Mr Mosconi said two specialist teams, a damage assessment team and an urban search and rescue taskforce, was being assembled to assess and deal with potential damage caused by the smoke to the Hester townsite and its residents.

“Our concern at the moment though is we do have a hazmat incident up at Timber Treaters in Hester,” he said.

“That is something that we are working with our specialist, so we will have a specialist district officer, a scientist and other specialists to come in and give me some advice on how we need to manage those pine pole piles.”
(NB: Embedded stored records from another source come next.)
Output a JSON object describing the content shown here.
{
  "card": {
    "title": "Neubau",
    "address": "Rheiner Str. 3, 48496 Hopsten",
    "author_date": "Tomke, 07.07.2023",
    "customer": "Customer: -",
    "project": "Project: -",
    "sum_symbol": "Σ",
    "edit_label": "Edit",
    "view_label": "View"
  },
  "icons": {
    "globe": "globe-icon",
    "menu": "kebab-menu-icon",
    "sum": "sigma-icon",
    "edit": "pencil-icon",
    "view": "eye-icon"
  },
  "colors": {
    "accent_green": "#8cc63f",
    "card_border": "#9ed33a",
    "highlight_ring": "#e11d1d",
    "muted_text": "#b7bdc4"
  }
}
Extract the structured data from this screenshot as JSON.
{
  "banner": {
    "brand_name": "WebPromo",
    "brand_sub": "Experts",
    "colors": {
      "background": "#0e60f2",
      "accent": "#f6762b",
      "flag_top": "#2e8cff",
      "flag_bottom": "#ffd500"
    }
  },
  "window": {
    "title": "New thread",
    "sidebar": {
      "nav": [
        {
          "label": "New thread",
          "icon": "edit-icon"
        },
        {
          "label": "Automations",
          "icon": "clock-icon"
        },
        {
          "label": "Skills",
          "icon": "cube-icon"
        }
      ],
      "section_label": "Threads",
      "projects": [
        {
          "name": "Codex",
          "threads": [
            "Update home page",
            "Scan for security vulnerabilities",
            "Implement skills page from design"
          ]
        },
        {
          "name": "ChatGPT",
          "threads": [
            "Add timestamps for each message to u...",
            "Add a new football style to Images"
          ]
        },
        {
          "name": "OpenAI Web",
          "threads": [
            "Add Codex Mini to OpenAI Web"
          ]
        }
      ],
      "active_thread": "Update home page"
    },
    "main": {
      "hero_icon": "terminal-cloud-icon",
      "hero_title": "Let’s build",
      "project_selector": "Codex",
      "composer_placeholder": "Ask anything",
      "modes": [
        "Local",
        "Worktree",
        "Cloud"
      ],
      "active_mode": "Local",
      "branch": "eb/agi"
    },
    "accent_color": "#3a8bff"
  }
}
Mr Mosconi said the smoke had already spread to some of the outlying area which was the reason the entirety of Hester had been evacuated.

“Some of (the toxic smoke) has been blown around that timber treaters area, we are not sure how far out of that area it has gone so we are doing some assessment,” he said.

“That is the reason why I have directed evacuation out of Hester, we do not want anyone in Hester at the moment.”

Mr Mosconi confirmed one house and one “habitable” shed was destroyed in the Hester area during the bush fire.

He said he was “aspirational” the specialist teams could clear the danger in the area by Tuesday afternoon to allow residents to return and see the damage to the Hester townsite.